I have little to say about the ingredients used in Kyara Koko, because they are largely undetectable to me as individual components. Rather, Koko radiates a whole fragrance,  a sweet-spicy Oudiness with civet-like undertones. The end result is a deliciously incensey fragrance. Incense lovers really have much to look forward to in this perfume. In terms of color, think purple. Deep purple. For an Oud-based perfume, I find that Koko beautifully expresses its Oudiness while also blending in well, making for a deliciously smooth and well-rounded fragrance.

What also stands out to me in Kyara Koko is its tenacity. It may be the most tenacious perfume I have smelled from Ensar Oud so far. Radiating on my wrist, Koko surrounds me in its fragrant aura. And I can smell its remnants on my wrist the next morning. I really love a perfume that can maintain itself like this. I have found myself addicted to this perfume as of late, discovering something else with each new wearing.

Kyara Koko is a full-bodied perfume of mystery and confidence, suitable for man or woman, and great to wear out in the evening. Its sensual and aristocratic vibe is sure to catch the attention of anyone who crosses its path.

Encens Imperial

EncensImperial

Encens Imperial is the most unusual Indian Oud I have smelled so far. The fragrance catches me off guard when it opens with a very potent top note. As the opening aroma meets my nose, I am greeted with an incredibly strong and crystalline aroma that smells almost medicinal and that is initially off-putting. By describing it as “medicinal”, I am intending to convey something of its potency, depth, and healing potential, as well as its “concentrated” aroma. After all, Oud has been used as medicine in the ancient healing traditions of the East–and when I smell a note like this, I remember why. It is one of the strongest notes I have encountered in an Oud oil so far.

This mysterious crystalline note is shrouded by a more traditional Indian aroma of sweet hay and woods, and a gentle barnyard tease. But as I smell my wrist over and over again, it is that top note that I am constantly reaching for. And it is quite playful–sometimes elusive, and at other times floating at the top, or sinking underneath the base notes, only to be found in the last seconds of the inhalation. As the fragrance unfolds, I realize that this mysterious “top note” actually pervades the aroma, top to bottom.

Within minutes, I am addicted to the singing clarity of Encens Imperial. It is an Indian Oud that possesses the clarity, beauty, and sensuality of the finest Borneo Ouds without sacrificing its Indian roots. Usually with Indian Oud, the woods, the hay, the resin, all of it mixes together into a “thick” fragrance. Yet Encens Imperial maintains a smooth, water-like clarity, without compromising any tenacity or potency.

In the official description for Encens Imperial, Ensar writes:

There might be no Kyara in Assam. But only in Assam do you find Muana, a heart note of serenity not even Kyara can capture, and just as rare. You might have smelled it when burning crazy-grade Assam wood chips, but pick it up in an oud oil… this is a first.

So what is Muana? It is hard for me to say exactly what Ensar means by using this term. In my own feeling, Muana is the defining aroma of Encens Imperial. It is that mysterious crystalline note at the heart of Encens Imperial that will puzzle your olfactory sensibilities. In its opening, it is the clearest top note I have ever smelled in an Indian Oud. As it wears, it dances and blends into the woodier undertones, and I’m smelling highly-resinated Oud chips on my wrist. This is my best guess as to what Muana refers to.

In the drydown, Encens Imperial emerges as more of a unified composition. Everything has integrated, revealing a deep and resinous profile, with accents of spice and a defined woodiness. The end result? The intoxicating aroma of incense-grade Indian Oud chips on your wrist.

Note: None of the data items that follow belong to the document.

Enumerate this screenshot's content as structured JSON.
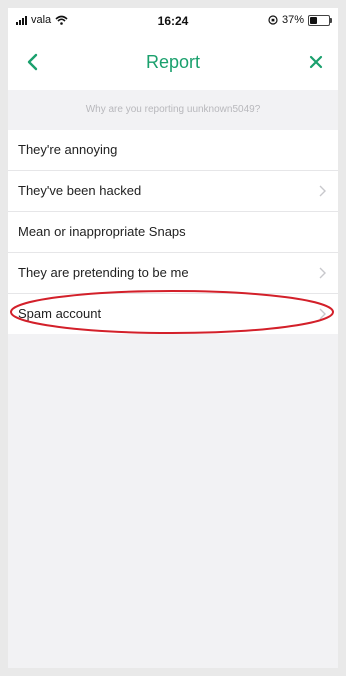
{
  "status_bar": {
    "carrier": "vala",
    "time": "16:24",
    "battery": "37%",
    "battery_level": 0.37
  },
  "nav": {
    "title": "Report",
    "back_icon": "chevron-left-icon",
    "close_icon": "close-icon"
  },
  "prompt": "Why are you reporting uunknown5049?",
  "reasons": [
    {
      "label": "They're annoying",
      "has_chevron": false
    },
    {
      "label": "They've been hacked",
      "has_chevron": true
    },
    {
      "label": "Mean or inappropriate Snaps",
      "has_chevron": false
    },
    {
      "label": "They are pretending to be me",
      "has_chevron": true
    },
    {
      "label": "Spam account",
      "has_chevron": true
    }
  ],
  "colors": {
    "accent": "#1aa06d",
    "highlight_circle": "#d3202a"
  }
}
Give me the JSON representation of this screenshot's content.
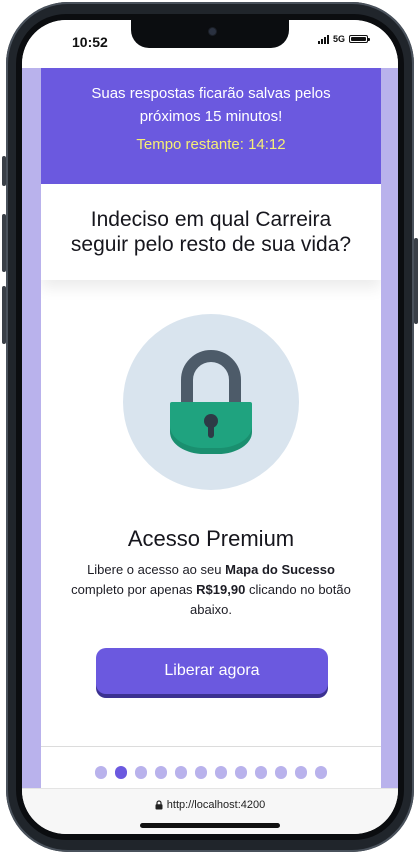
{
  "status_bar": {
    "time": "10:52",
    "network": "5G"
  },
  "banner": {
    "message": "Suas respostas ficarão salvas pelos próximos 15 minutos!",
    "timer": "Tempo restante: 14:12",
    "background_color": "#6b59df",
    "timer_color": "#f6ef74"
  },
  "question": "Indeciso em qual Carreira seguir pelo resto de sua vida?",
  "premium": {
    "icon": "padlock-icon",
    "title": "Acesso Premium",
    "description_pre": "Libere o acesso ao seu ",
    "description_bold_1": "Mapa do Sucesso",
    "description_mid": " completo por apenas ",
    "description_bold_2": "R$19,90",
    "description_post": " clicando no botão abaixo."
  },
  "cta": {
    "label": "Liberar agora"
  },
  "pagination": {
    "total": 12,
    "active_index": 1
  },
  "browser": {
    "url": "http://localhost:4200"
  },
  "colors": {
    "accent": "#6b59df",
    "accent_light": "#b9b2ec",
    "lock_green": "#1fa37f"
  }
}
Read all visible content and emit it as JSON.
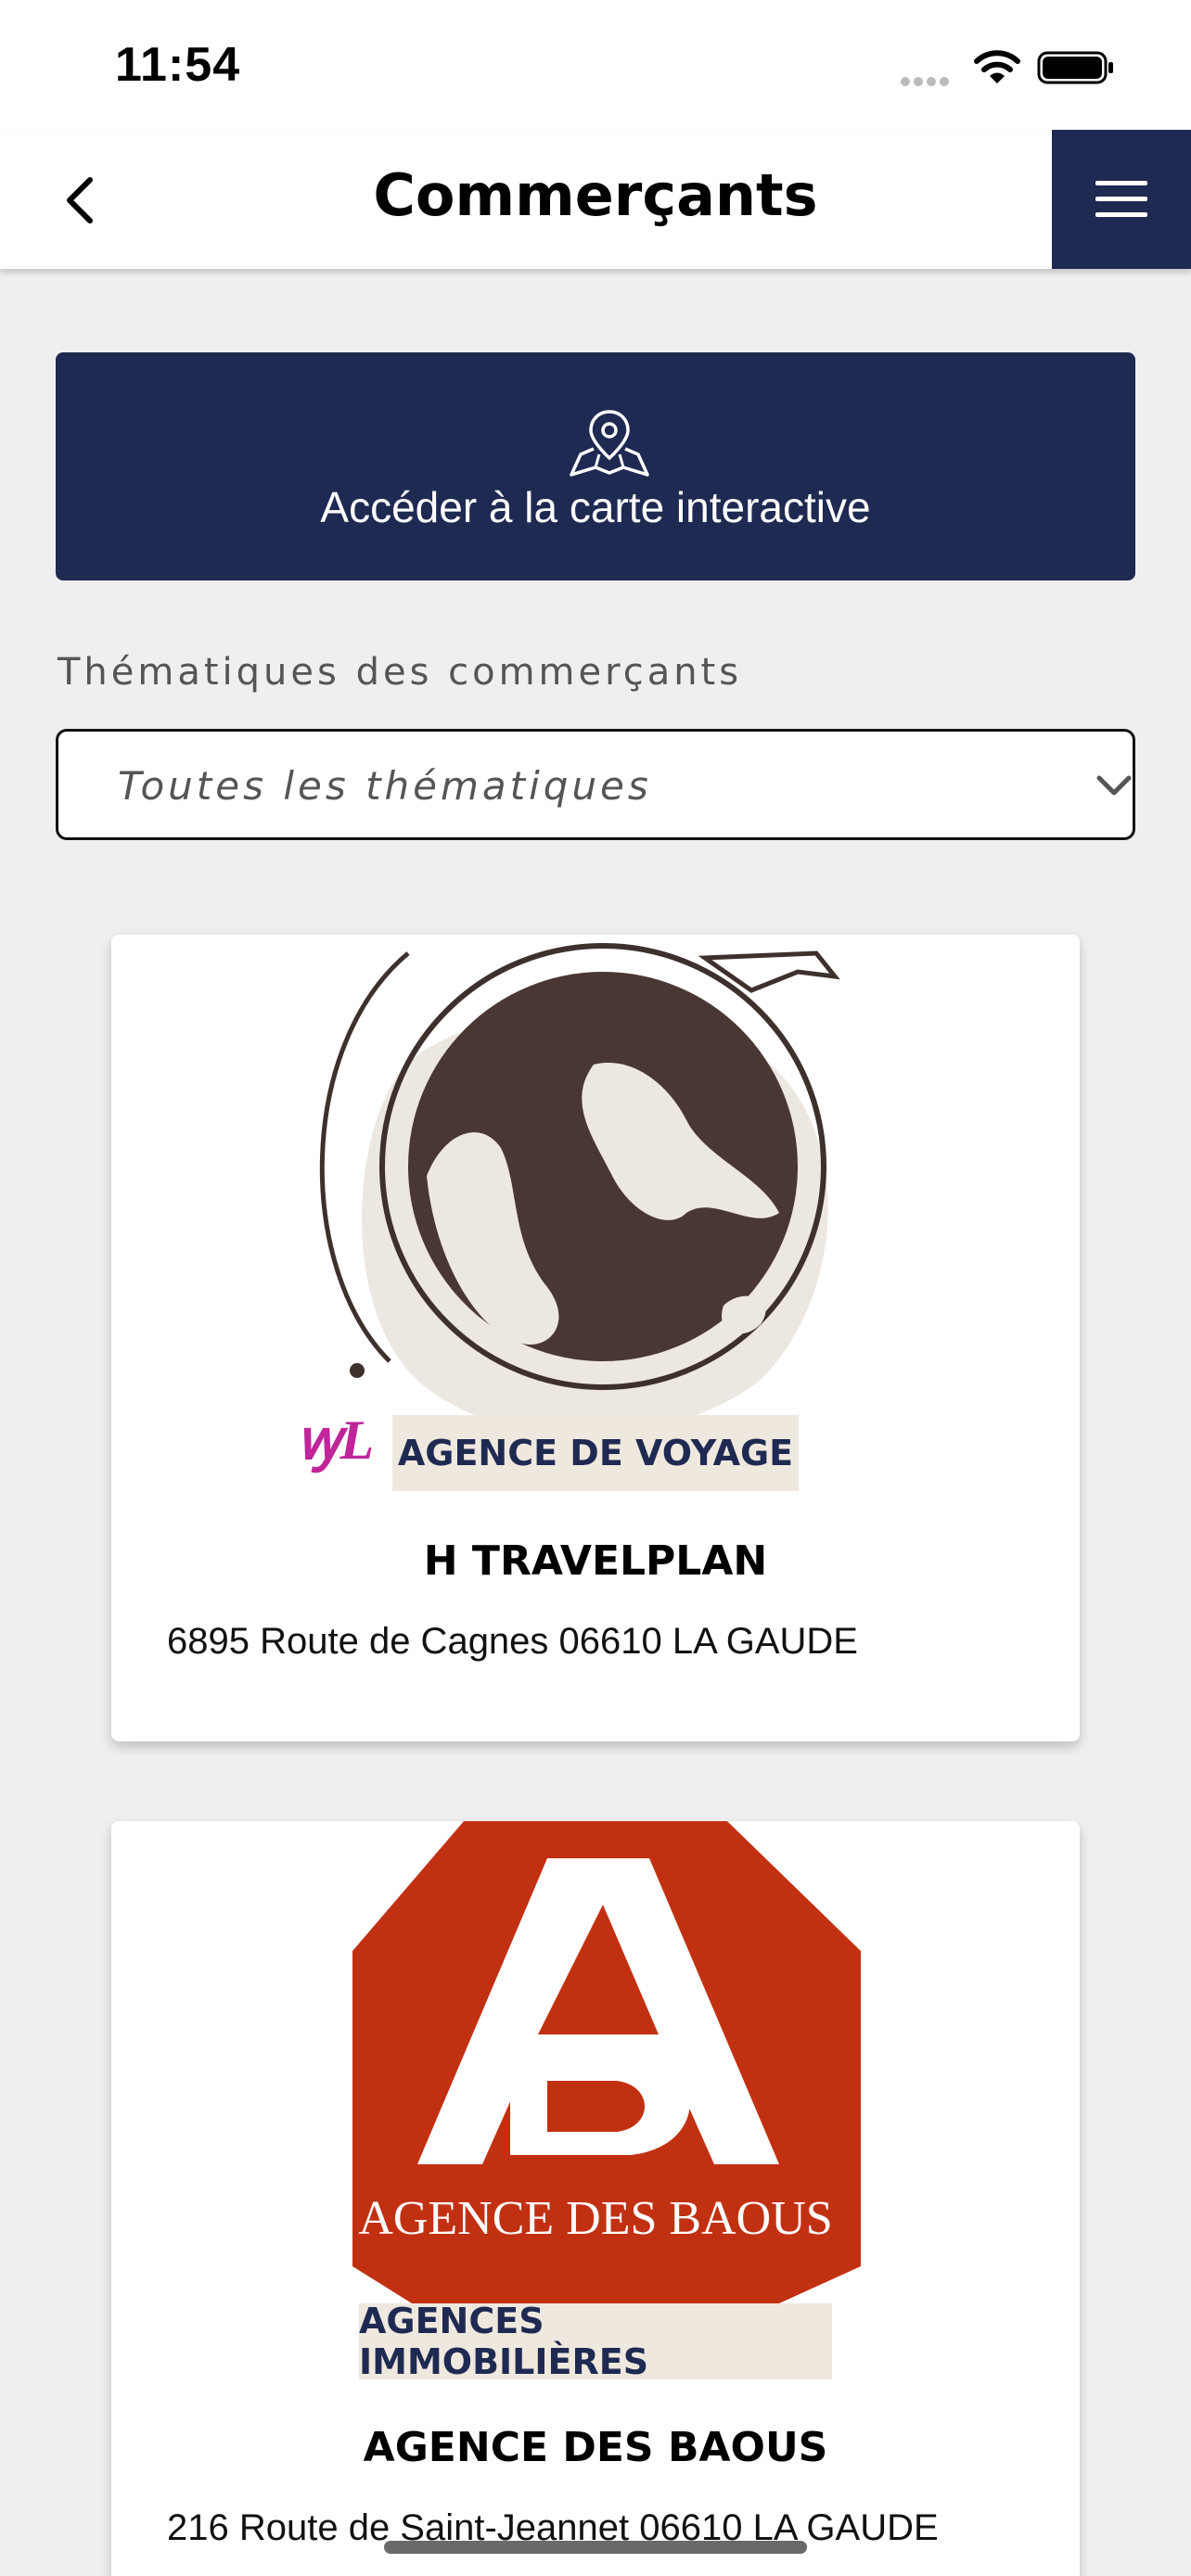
{
  "status_bar": {
    "time": "11:54"
  },
  "header": {
    "title": "Commerçants"
  },
  "map_button": {
    "label": "Accéder à la carte interactive"
  },
  "filter": {
    "label": "Thématiques des commerçants",
    "selected": "Toutes les thématiques"
  },
  "merchants": [
    {
      "category": "AGENCE DE VOYAGE",
      "name": "H TRAVELPLAN",
      "address": "6895 Route de Cagnes 06610 LA GAUDE"
    },
    {
      "category": "AGENCES IMMOBILIÈRES",
      "name": "AGENCE DES BAOUS",
      "address": "216 Route de Saint-Jeannet 06610 LA GAUDE",
      "logo_text": "AGENCE DES BAOUS"
    }
  ],
  "colors": {
    "navy": "#1f2a52",
    "badge_bg": "#efe8de",
    "logo_red": "#c23012",
    "page_bg": "#efefef"
  },
  "icons": {
    "back": "chevron-left-icon",
    "menu": "hamburger-menu-icon",
    "map": "map-pin-icon",
    "dropdown": "chevron-down-icon"
  }
}
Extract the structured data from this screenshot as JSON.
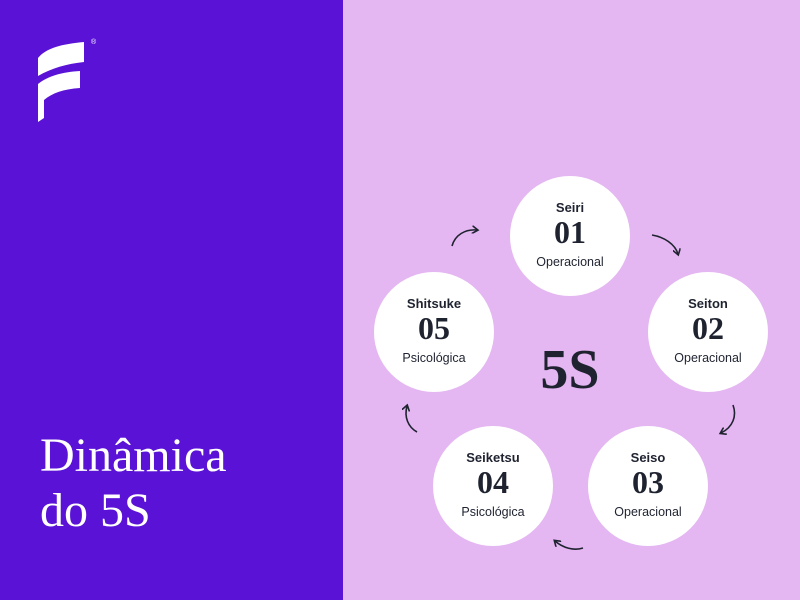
{
  "brand": {
    "registered_mark": "®",
    "logo_icon": "brand-logo-icon"
  },
  "title": {
    "line1": "Dinâmica",
    "line2": "do 5S"
  },
  "center_label": "5S",
  "steps": [
    {
      "name": "Seiri",
      "number": "01",
      "type": "Operacional"
    },
    {
      "name": "Seiton",
      "number": "02",
      "type": "Operacional"
    },
    {
      "name": "Seiso",
      "number": "03",
      "type": "Operacional"
    },
    {
      "name": "Seiketsu",
      "number": "04",
      "type": "Psicológica"
    },
    {
      "name": "Shitsuke",
      "number": "05",
      "type": "Psicológica"
    }
  ],
  "colors": {
    "left_background": "#5a12d6",
    "right_background": "#e4b6f2",
    "circle_fill": "#ffffff",
    "text_dark": "#1f2330",
    "title_text": "#ffffff"
  }
}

Oud as incense has been the theme and goal of Ensar’s most recent releases. He has been emphasizing the true goal of Oud distillation as Oud oil that smells like incense. By incense, I feel he means a purity of scent. And Encens Imperial certainly fits into that category with its clear piercing aroma.

Ensar’s Indian Oud oils are undeniably his most diverse offerings–each one is a world of its own. So far, I have yet to smell any two that are similar. I think back to Legends such as Oud Mostafa and Oud Nuh. Encens Imperial is not the bottle I personally would reach for when I want to wear an Indian Oud. It is not as smooth and balanced as some of Ensar’s other Indian oils. Rather, Encens Imperial is an Oud I would save more for medicinal or meditative use. Assam lovers will find something very atypical in Encens Imperial, as it smells nothing like my other Assam oils. I almost forgot it was from Assam.

Clear, beautiful, and potent enough to be healing–Encens Imperial is an oil for the adventurous to explore.

But Muana doesn’t end with Encens Imperial, as I recently received a sample of an unreleased oil called “Muana LTD”…

Oud Yusha: Cambodia’s Fruit Bowl

Oud Yusha. A very fruity Cambodian oil that is deeply resinous and honey-sweet. If you can hear and feel the word “Yusha” then you have an audible allegory for its fragrance. It is very much like strawberry jam. The notes of amber are really nice and bright, making this an upbeat and lively oil.

Yusha smells nearly identical to Agar Aura’s Oud Kampuchea. But Yusha’s fruits are darker, and its amber notes are more pronounced. Altogether, Yusha is a livelier and brighter oil–a younger sister of Oud Kampuchea.

What is really worth noting here is that Oud Yusha was distilled from organically cultivated agarwood, and that Kampuchea was distilled from wild agarwood that was approximated to have an infection of 7-9 years. The mere facts of these oils would have one envisioning two totally different scents. And yet, we have nearly identical oils.

This is not to say that organic oils are identical to wild oils. That is a unique play between these two oils in particular, somehow. But it is deeply suggestive of the potential of organic Oud.

Oud Yusha lets me forget about “organic” and “wild”, and just revel in the beauty of artisanally distilled Oud oil of the highest quality. A fruity gem–I recommend Oud Yusha to all lovers of fruity Cambodian oils, as Yusha epitomizes the fruity-Cambodian profile. Start your day with Oud Yusha, you won’t regret it!

Cultivation: Trat
Crafted: July 2010
Yield: 22 tolas
Price: $250 (currently on sale for $229.95)

Oud Yusuf: A Floral Dream

Oud Yusuf is an instant favorite, leaving me immediately spell-bound and constantly wanting more of its rapturous aroma. What a gentle Oud with so much character. Yusuf is a distillation masterpiece. The ethical standards and sheer artistic vision that went into Yusuf, make it a shining example of artisanal Oud oil. The fragrance is clean, clear, and elegantly punctuated with the freshness of florals. This is the floral Oud of my dreams.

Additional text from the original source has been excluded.